Auf der Website der Proton AG wird der Vorgang der Installation auch für Linux genau beschrieben. Auch die Installation des VPN-Frontends gelang in drei Schritten auf Anhieb. Etwas Kommandozeile gibt es auch hier, aber keine Angst davor. Das Frontend basiert auf OpenVPN, was ein Sicherheitsmerkmal ist.
Last not least, selbst auf meinem Android-Smartphone gelingen Installation und Betrieb der beiden Apps mühelos. Dafür muss man lediglich den Play Store aufrufen und nach Tor-Browser bzw. ProtonVPN suchen. Dabei sollte man sich nicht von ähnlich klingenden App-Namen verwirren lassen. Bei Proton.me muss man sich registrieren, und schon geht es los.
Um anonym zu surfen, sind diese beiden Tools zusammen schon ganz gut. Es gibt allerdings eine Reihe von Möglichkeiten für Angreifer, die Schutzmechanismen auszuhebeln. Der Aufwand dafür ist allerdings schon recht hoch. Aber staatliche Stellen und Spionagefirmen können das gegebenenfalls leisten. Wer kommuniziert mit wem, das kann mit gewissem Aufwand beschrieben werden.
Trotz VPN und Tor-Browser angreifbar wird man allerdings immer, sobald wirklich persönliche Daten wie Bankverbindungen eingegeben werden. Reale E-Mail-Adressen sind tabu. Dokumente sind besser zu verschlüsseln, beispielsweise mit dem Tool PGP. Wenn sich auch nur geringe Nachlässigkeiten einschleichen, dann ist es vorbei mit der angestrebten Anonymität. Auch Blockchains wie Bitcoin liefern nur eine begrenzte Anonymität. Mit entsprechendem Aufwand kann selbst hier der Weg des Geldes nachvollzogen werden.

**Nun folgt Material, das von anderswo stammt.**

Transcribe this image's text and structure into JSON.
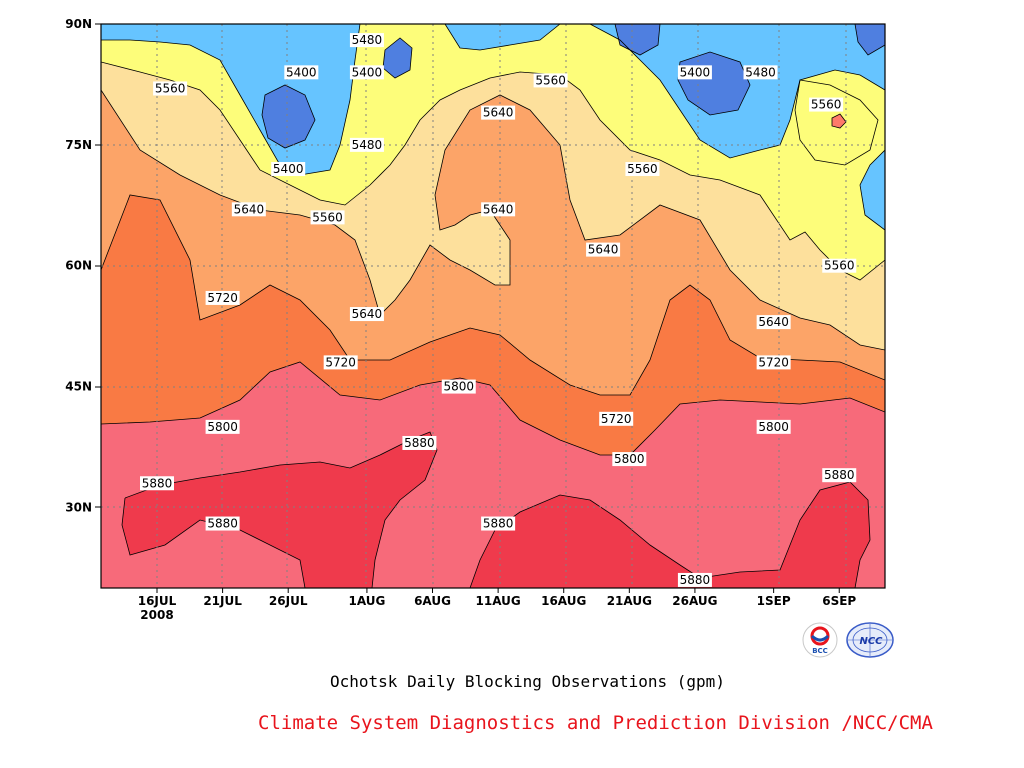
{
  "title": "Ochotsk Daily Blocking Observations (gpm)",
  "credit": "Climate System Diagnostics and Prediction Division /NCC/CMA",
  "logos": [
    {
      "name": "bcc-logo",
      "text": "BCC"
    },
    {
      "name": "ncc-logo",
      "text": "NCC"
    }
  ],
  "chart_data": {
    "type": "heatmap",
    "subtype": "filled-contour time-latitude",
    "title": "Ochotsk Daily Blocking Observations (gpm)",
    "xlabel": "",
    "ylabel": "",
    "x_ticks": [
      "16JUL",
      "21JUL",
      "26JUL",
      "1AUG",
      "6AUG",
      "11AUG",
      "16AUG",
      "21AUG",
      "26AUG",
      "1SEP",
      "6SEP"
    ],
    "x_year_label": "2008",
    "y_ticks": [
      "30N",
      "45N",
      "60N",
      "75N",
      "90N"
    ],
    "ylim": [
      20,
      90
    ],
    "contour_levels": [
      5400,
      5480,
      5560,
      5640,
      5720,
      5800,
      5880
    ],
    "colors": {
      "below_5400": "#4f7fe0",
      "5400_5480": "#66c4ff",
      "5480_5560": "#fdfd7a",
      "5560_5640": "#fde09c",
      "5640_5720": "#fca468",
      "5720_5800": "#f97a44",
      "5800_5880": "#f76a7a",
      "above_5880": "#ef3a4c",
      "warm_core": "#ff7a6a",
      "grid": "#808080"
    },
    "contour_labels": [
      {
        "value": "5480",
        "date": "1AUG",
        "lat": 88
      },
      {
        "value": "5400",
        "date": "27JUL",
        "lat": 84
      },
      {
        "value": "5400",
        "date": "1AUG",
        "lat": 84
      },
      {
        "value": "5400",
        "date": "26AUG",
        "lat": 84
      },
      {
        "value": "5480",
        "date": "31AUG",
        "lat": 84
      },
      {
        "value": "5560",
        "date": "17JUL",
        "lat": 82
      },
      {
        "value": "5560",
        "date": "15AUG",
        "lat": 83
      },
      {
        "value": "5560",
        "date": "5SEP",
        "lat": 80
      },
      {
        "value": "5640",
        "date": "11AUG",
        "lat": 79
      },
      {
        "value": "5400",
        "date": "26JUL",
        "lat": 72
      },
      {
        "value": "5480",
        "date": "1AUG",
        "lat": 75
      },
      {
        "value": "5560",
        "date": "22AUG",
        "lat": 72
      },
      {
        "value": "5640",
        "date": "23JUL",
        "lat": 67
      },
      {
        "value": "5560",
        "date": "29JUL",
        "lat": 66
      },
      {
        "value": "5640",
        "date": "11AUG",
        "lat": 67
      },
      {
        "value": "5640",
        "date": "19AUG",
        "lat": 62
      },
      {
        "value": "5560",
        "date": "6SEP",
        "lat": 60
      },
      {
        "value": "5720",
        "date": "21JUL",
        "lat": 56
      },
      {
        "value": "5640",
        "date": "1AUG",
        "lat": 54
      },
      {
        "value": "5640",
        "date": "1SEP",
        "lat": 53
      },
      {
        "value": "5720",
        "date": "30JUL",
        "lat": 48
      },
      {
        "value": "5720",
        "date": "1SEP",
        "lat": 48
      },
      {
        "value": "5800",
        "date": "8AUG",
        "lat": 45
      },
      {
        "value": "5720",
        "date": "20AUG",
        "lat": 41
      },
      {
        "value": "5800",
        "date": "21JUL",
        "lat": 40
      },
      {
        "value": "5800",
        "date": "1SEP",
        "lat": 40
      },
      {
        "value": "5880",
        "date": "5AUG",
        "lat": 38
      },
      {
        "value": "5800",
        "date": "21AUG",
        "lat": 36
      },
      {
        "value": "5880",
        "date": "6SEP",
        "lat": 34
      },
      {
        "value": "5880",
        "date": "16JUL",
        "lat": 33
      },
      {
        "value": "5880",
        "date": "21JUL",
        "lat": 28
      },
      {
        "value": "5880",
        "date": "11AUG",
        "lat": 28
      },
      {
        "value": "5880",
        "date": "26AUG",
        "lat": 21
      }
    ],
    "grid": true,
    "legend": "none"
  }
}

Ach ja, bitte nicht vergessen, es gibt noch das Browser-Fingerprinting. Der Browser selbst stellt jede Menge Informationen über den Benutzer bereit, zum Beispiel im User Agent Header jedes Requests. Letztlich wird man hierüber identifizierbar. Verwende doch mal Browserleaks, AmIUnique oder IPLeak! Dann wird das Problem klarer! So viele Details gibt man automatisch immer von sich preis. Da brauchen Datenhändler nicht mal Cookies einzusetzen, um jeden Internetnutzer durch Datenvernetzung glasklar zu identifizieren! Das ist schlimm und desillusionierend. Hier weitere Aspekte von Profis beschrieben.
Und VPN und Tor-Browser in den Standardeinstellungen sorgen immerhin dafür, dass möglichst viele Benutzer gleich aussehen. Hierin besteht der Schutz der Tools auch gegen Fingerprinting.